ブラック・ザカーンはバサゴニア帝国史上最も残忍な皇帝として知られていた。
巨大建築の妄想に取り憑かれたザカーンは近隣の国々を征服し、奴隷として建築現場に送り込んだ。
ザカーン自ら工事を監督し、少しでも工事が遅れた等の理由をつけては、奴隷を昼夜の別なく処刑していった。
彼が好んだ処刑方法は、生きながら頭頂から爪先まで真っ二つにするというものだった。
大量虐殺によって彼の悪名は轟き、また敵は密偵を送り込んで宝物庫の場所を知ることができなくなった。
犠牲者の中には、残酷な父の処刑をやめさせようとした2人の娘、ケビラとソウッセもいた。
正気とは思えぬ激怒の挙げ句、ザカーンはこの2人を真っ先に処刑するよう命じたのだ。
……だが、ザカーン自身が死んだ方がまだ良かったのだろう。
彼は更に2年間、自己嫌悪と絶望に苛まれて生き延びた。
老いた皇帝は夜な夜な娘達を求め、慟哭しつつ巨大な宮殿の部屋から部屋へ歩き回ったという。
死後、ザカーンは娘達と共に『王女たちの墓』に葬られたのだった。



足を止め、溜息をつく。
墓の向こうには、巨大な白亜の宮殿が聳え立っていた。
現皇帝ザカーン・キマーもまた、ダークロードと取引してまで権力を拡大しようとしている。
それもまた、ある種の狂気なのかもしれない――


王宮への侵入路は二つ。
忍び返しのついた北門と、鉄格子の下りた西の城壁の橋だ。
幸い俺を捕らえるために大半の兵が出払っているらしく、今日は衛兵の数もまばらだ。
城壁は登れないことも無いが、左腕の不調に加え、灰緑色のカイ・マントは野外ならともかく目立ちすぎる。

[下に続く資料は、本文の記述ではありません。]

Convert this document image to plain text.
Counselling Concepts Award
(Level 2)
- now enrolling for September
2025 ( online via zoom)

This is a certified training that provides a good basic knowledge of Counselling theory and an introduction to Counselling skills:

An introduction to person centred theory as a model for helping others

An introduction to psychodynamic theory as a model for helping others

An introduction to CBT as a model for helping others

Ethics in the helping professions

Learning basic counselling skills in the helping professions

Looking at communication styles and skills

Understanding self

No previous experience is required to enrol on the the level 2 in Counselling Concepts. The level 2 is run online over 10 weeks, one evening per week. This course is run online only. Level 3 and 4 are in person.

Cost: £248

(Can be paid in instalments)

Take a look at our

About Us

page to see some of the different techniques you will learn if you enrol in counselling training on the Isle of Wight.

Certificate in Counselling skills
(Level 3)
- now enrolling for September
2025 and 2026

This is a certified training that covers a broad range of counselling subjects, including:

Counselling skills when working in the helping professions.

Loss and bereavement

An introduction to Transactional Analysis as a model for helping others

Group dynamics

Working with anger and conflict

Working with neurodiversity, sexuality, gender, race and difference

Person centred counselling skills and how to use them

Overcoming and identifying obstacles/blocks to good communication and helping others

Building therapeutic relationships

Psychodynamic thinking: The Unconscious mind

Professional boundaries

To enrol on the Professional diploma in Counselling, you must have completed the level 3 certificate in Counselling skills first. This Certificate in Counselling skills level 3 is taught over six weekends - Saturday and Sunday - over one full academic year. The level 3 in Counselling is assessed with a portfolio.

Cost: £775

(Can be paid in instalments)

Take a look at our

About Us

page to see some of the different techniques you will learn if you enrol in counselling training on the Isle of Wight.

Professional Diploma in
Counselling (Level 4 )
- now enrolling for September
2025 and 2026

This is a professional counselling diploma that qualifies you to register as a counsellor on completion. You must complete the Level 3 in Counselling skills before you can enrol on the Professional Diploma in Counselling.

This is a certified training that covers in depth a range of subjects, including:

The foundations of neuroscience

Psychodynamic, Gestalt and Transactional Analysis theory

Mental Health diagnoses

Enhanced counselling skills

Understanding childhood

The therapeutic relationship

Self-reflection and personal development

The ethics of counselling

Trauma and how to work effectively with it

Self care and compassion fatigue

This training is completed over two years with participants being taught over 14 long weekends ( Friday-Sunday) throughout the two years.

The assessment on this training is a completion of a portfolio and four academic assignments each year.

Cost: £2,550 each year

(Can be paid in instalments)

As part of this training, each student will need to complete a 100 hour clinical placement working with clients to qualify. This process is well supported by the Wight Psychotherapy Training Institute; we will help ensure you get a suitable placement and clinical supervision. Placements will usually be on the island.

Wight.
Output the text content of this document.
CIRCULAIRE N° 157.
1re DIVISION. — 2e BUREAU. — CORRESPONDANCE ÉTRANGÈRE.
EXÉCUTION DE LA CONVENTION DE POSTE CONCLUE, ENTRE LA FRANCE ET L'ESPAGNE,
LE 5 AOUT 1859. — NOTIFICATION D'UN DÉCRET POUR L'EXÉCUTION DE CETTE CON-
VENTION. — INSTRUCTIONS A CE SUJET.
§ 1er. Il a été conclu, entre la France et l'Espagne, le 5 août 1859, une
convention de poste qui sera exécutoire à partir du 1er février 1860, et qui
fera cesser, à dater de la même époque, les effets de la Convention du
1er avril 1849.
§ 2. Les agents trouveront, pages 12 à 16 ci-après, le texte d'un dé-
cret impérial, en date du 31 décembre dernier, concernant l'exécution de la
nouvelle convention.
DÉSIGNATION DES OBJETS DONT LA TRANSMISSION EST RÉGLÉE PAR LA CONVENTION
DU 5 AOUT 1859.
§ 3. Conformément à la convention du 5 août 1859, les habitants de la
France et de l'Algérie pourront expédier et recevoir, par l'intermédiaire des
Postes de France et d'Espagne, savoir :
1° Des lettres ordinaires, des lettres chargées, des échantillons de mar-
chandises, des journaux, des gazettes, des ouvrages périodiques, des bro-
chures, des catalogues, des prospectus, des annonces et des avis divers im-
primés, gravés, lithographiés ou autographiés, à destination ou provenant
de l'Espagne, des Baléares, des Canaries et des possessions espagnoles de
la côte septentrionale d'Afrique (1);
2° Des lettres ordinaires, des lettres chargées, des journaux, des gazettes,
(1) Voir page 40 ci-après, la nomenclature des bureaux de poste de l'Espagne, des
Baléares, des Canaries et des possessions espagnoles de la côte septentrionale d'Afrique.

薬草夫人は北門の兵には賄賂が通じると言っていたが……
今や薬草を買えないと分かった以上、ビタ一文たりともドブに捨てるつもりは無いのだ。
西門へ近づき様子を窺う。
通常なら20名は常駐する詰所も、今は歩哨2人きりだった。
そのとき鉄格子があがり、城内から出てきた騎兵の一団が疾駆していく。
馬の蹴立てる砂塵に包まれた衛兵たちは咳きこみ、うがいをしに水飲み場に走った。
がら空きになった城門……
カイの擬装術と追跡術、双方の教えを組み合わせ、影のように、深く静かに潜入する。
兵士たちの背後を擦り抜けたカイ戦士の姿は、恐らく気配さえ感じ取れなかったことだろう。